Getting personal
Sonny Pty Limited (Sonny) has made a number of loans to an associated company, Cher Pty Limited (Cher), to assist the company in funding its business activities. Pressure from Cher’s trade creditors in recent months, however, has led Sonny to cancel or “forgive” the debts owed to it by Cher.
For capital gains purposes, the loan owing to Sonny by Cher is a capital asset of Sonny. Thus upon forgiveness of the debt Capital Gains Tax (CGT) event C2 occurs, giving rise to a capital loss in Sonny. However, Sonny is not entitled to a capital loss if this debt is characterised as a personal use asset.
The characterisation of the loan as a personal use asset is determined by whether the loan is held in the ordinary course of its business for income-producing purposes. Provided the loan was granted by Sonny for the purpose of deriving interest payments or other income producing purposes, the loan is not a personal use capital asset to Sonny.
By way of contrast, if no interest has been payable on the debt and the loan was made for no other reason than to provide assistance to Cher, the loan may be a personal use asset. On this basis, Sonny would not be entitled to a capital loss on forgiveness of the debt.

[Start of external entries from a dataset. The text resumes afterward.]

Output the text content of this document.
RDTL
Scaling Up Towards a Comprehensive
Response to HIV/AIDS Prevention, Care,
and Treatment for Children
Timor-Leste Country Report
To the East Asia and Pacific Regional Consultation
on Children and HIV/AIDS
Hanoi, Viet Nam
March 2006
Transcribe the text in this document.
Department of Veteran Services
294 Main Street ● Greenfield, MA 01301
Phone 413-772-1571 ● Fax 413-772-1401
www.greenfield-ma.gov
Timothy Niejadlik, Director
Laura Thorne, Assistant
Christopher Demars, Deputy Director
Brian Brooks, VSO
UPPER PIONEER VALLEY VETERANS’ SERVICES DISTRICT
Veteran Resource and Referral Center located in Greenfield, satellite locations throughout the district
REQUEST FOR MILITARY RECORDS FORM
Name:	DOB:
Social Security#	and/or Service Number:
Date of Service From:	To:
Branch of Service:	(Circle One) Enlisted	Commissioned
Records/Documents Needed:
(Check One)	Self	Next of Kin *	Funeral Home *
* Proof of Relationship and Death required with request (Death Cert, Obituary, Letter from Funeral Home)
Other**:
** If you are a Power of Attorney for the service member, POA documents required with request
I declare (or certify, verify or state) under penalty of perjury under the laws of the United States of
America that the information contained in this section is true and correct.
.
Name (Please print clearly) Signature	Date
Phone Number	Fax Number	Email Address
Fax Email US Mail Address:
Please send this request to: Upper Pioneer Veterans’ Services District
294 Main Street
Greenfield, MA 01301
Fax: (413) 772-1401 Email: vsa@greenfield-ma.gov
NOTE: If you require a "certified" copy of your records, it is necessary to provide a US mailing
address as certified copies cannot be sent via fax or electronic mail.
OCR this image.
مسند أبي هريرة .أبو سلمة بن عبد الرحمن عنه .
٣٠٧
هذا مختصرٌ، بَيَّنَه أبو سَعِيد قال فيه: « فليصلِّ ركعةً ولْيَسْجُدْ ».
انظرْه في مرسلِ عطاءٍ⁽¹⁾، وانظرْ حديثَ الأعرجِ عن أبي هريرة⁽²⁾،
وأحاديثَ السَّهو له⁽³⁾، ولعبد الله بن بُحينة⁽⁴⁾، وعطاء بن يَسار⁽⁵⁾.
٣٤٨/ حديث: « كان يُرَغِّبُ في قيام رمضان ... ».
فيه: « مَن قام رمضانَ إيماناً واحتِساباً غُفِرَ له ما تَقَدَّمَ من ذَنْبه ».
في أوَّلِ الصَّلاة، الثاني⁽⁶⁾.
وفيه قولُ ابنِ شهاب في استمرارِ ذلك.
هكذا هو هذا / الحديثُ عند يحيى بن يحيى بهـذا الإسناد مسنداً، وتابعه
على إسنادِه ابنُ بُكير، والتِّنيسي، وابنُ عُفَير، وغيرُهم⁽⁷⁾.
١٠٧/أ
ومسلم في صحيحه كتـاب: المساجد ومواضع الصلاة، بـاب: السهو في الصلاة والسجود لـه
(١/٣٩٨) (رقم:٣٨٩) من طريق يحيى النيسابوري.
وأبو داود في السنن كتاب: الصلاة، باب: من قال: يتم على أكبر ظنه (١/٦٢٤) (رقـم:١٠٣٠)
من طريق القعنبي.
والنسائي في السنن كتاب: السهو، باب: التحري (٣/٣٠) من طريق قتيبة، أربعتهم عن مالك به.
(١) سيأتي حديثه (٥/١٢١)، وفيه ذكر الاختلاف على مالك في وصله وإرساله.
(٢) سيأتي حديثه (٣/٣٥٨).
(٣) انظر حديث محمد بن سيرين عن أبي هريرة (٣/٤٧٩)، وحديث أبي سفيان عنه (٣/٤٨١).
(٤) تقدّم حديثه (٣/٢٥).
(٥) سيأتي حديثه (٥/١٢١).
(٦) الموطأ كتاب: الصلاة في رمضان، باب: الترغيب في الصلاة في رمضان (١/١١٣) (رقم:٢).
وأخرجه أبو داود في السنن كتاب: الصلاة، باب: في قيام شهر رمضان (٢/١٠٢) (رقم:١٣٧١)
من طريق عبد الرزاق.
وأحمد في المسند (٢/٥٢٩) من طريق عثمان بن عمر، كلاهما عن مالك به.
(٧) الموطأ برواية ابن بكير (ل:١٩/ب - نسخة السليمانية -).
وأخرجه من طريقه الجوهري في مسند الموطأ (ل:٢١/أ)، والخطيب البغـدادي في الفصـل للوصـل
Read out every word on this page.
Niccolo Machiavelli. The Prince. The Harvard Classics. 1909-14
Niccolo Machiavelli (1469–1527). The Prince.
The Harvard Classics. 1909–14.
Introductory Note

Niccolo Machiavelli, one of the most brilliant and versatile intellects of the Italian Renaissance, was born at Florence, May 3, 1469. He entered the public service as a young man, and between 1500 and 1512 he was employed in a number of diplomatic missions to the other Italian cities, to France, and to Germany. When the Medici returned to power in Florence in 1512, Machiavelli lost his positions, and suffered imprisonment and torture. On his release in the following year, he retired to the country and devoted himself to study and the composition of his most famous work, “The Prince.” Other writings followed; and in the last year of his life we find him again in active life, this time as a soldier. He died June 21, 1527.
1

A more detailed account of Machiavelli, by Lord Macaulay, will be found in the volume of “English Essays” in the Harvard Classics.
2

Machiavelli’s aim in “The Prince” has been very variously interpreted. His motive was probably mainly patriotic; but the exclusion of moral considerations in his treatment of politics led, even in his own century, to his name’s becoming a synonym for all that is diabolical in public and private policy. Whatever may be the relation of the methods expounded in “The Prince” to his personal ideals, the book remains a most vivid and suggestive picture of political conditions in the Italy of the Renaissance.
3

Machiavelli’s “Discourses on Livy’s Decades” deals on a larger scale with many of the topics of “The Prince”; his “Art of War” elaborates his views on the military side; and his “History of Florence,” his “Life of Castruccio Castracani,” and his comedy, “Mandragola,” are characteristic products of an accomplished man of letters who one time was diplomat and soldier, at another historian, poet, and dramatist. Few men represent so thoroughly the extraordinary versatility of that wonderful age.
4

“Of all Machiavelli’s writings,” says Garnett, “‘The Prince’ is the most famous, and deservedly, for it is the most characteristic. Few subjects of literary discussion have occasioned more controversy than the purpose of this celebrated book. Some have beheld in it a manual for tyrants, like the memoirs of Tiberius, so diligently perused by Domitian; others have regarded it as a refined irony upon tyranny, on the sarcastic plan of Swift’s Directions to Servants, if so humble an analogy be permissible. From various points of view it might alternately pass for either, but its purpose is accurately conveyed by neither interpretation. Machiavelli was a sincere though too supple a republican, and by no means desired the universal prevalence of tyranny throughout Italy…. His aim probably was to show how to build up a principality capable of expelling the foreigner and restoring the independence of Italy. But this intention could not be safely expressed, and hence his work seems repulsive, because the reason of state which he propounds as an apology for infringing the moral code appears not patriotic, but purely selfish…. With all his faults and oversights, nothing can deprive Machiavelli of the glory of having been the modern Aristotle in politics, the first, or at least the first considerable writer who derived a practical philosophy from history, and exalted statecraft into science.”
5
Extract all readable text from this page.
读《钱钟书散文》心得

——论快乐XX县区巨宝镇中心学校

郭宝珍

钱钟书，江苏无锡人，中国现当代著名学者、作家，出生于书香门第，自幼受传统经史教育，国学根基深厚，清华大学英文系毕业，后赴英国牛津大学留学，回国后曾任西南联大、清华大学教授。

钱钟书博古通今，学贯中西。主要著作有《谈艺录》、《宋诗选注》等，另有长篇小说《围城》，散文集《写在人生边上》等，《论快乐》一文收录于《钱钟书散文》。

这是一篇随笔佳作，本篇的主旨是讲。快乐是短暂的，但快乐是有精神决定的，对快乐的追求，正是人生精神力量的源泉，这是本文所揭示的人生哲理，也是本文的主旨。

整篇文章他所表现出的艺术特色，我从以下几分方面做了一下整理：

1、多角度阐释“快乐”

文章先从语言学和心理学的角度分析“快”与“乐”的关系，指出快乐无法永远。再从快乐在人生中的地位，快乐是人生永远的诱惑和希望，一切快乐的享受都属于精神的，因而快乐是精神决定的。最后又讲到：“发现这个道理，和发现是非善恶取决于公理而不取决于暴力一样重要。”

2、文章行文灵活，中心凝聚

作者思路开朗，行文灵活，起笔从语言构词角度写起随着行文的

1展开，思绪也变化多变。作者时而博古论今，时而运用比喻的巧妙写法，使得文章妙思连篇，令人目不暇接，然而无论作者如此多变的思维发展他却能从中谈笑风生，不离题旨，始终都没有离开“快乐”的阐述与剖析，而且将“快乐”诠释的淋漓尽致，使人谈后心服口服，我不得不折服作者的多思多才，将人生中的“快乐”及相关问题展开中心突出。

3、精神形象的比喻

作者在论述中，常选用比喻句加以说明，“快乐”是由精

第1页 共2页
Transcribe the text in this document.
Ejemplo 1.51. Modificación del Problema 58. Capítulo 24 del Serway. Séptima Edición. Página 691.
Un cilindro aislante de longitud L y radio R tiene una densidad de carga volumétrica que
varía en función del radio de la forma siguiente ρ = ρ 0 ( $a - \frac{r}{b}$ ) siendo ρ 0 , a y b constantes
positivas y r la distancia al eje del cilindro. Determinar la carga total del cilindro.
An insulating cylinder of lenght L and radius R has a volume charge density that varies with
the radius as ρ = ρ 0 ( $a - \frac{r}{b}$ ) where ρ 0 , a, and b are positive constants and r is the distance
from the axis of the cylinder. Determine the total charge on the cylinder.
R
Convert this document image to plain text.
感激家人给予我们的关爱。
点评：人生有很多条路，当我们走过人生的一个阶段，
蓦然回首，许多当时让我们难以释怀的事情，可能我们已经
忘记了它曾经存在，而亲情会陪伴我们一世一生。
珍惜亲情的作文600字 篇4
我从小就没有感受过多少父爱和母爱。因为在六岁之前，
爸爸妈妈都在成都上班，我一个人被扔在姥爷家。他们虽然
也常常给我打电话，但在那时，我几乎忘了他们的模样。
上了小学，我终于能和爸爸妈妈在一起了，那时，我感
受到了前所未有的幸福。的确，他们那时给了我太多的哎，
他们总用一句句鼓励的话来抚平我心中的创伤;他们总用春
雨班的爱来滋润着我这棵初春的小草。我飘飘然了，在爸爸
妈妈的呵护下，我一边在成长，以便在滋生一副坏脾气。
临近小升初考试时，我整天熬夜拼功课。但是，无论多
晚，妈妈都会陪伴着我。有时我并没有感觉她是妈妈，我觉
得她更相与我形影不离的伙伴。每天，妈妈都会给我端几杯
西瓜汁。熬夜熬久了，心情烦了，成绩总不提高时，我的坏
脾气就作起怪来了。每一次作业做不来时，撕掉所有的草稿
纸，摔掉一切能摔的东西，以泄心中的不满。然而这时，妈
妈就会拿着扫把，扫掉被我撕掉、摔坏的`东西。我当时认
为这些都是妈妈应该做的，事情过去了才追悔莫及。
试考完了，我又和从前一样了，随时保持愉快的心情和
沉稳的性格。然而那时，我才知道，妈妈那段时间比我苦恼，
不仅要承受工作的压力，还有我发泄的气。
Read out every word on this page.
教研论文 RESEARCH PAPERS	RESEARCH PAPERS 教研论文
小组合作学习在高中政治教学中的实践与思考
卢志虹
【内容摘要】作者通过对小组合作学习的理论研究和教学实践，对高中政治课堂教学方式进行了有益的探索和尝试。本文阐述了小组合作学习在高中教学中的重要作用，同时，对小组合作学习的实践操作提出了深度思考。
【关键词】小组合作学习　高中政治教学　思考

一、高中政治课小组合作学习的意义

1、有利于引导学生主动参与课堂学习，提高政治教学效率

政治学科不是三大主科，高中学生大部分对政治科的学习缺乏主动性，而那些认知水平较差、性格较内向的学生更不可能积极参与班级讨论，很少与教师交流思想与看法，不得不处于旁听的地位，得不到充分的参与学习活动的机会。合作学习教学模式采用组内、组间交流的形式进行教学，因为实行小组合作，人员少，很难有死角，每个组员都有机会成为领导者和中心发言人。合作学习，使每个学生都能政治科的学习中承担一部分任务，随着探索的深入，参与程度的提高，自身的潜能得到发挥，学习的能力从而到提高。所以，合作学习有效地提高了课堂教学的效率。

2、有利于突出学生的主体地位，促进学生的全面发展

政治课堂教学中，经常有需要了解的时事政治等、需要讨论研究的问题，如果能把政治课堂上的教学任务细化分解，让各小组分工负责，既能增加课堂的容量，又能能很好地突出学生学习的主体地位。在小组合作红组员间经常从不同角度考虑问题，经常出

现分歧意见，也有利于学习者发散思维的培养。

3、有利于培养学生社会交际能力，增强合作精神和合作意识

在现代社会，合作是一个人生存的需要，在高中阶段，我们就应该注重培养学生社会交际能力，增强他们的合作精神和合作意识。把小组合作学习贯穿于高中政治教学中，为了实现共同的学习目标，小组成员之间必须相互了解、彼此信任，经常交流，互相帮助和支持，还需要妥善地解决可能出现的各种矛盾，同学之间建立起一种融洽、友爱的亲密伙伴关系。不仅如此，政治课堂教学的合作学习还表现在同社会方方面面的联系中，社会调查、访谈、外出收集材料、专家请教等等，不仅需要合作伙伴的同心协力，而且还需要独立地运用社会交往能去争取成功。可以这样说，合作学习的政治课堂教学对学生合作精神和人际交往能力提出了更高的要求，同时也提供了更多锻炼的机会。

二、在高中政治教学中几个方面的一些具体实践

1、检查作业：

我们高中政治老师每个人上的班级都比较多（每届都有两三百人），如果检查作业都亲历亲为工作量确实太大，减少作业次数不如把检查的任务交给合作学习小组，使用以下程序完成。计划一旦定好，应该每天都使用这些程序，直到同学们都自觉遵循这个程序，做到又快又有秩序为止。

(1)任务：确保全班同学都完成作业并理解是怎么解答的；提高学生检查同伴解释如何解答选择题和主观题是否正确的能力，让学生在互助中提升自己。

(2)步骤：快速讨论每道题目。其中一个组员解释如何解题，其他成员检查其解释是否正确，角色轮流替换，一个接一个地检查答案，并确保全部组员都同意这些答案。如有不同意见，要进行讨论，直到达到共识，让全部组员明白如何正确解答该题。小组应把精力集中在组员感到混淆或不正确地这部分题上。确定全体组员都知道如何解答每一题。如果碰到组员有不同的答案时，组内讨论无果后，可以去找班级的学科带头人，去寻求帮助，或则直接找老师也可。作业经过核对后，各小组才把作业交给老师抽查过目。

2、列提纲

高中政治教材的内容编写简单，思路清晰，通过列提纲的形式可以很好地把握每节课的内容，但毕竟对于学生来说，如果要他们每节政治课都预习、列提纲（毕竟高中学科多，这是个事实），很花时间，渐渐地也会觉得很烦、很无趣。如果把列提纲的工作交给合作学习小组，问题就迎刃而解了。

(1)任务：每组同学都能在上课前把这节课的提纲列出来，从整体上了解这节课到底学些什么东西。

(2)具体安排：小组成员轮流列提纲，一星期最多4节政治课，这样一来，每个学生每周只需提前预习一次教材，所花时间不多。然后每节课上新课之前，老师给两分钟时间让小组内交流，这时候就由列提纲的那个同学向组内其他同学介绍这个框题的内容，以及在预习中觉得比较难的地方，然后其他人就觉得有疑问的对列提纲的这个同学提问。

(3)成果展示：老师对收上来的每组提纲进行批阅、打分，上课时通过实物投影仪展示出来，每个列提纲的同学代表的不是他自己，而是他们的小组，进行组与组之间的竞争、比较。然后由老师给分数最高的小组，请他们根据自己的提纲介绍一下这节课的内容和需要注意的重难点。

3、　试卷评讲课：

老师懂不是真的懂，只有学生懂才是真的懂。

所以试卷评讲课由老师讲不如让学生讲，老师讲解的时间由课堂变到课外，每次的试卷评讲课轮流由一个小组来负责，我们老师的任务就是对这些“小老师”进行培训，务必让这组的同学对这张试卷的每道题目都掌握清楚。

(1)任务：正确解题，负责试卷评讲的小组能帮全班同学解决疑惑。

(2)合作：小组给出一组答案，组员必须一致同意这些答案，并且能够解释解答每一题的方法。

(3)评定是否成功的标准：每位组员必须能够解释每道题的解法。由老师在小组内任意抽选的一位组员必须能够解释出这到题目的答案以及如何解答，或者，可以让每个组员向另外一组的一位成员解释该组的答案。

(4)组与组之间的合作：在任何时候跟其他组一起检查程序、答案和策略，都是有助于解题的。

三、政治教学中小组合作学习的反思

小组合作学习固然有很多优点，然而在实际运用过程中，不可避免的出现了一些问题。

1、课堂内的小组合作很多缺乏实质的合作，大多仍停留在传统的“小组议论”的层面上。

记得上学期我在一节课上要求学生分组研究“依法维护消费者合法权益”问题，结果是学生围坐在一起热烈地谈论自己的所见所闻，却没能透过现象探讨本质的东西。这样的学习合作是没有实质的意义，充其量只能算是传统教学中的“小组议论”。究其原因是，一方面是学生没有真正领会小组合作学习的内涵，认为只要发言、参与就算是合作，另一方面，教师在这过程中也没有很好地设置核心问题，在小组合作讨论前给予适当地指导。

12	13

Should Cher have been a wholly-owned subsidiary of Sonny and there was an expectation of deriving dividend income, the loan may not be considered to be a personal use asset held by Sonny.
Forgiveness of debts
Where the debt is forgiven, you need to consider whether the forgiven amount is assessable as “ordinary income” to the debtor, and whether commercial debt forgiveness rules apply.
Ordinary income
In respect of forgiveness of any debt owing by a debtor, you need to consider if the forgiveness gives rise to ordinary income. This would be the case if the forgiveness was an ordinary incident of the business of the debtors. For example, if the debt arose in the course of buying trading stock and the supplier agreed to waive part of the debt (eg, by providing a rebate), it may be considered to be assessable income for the debtor.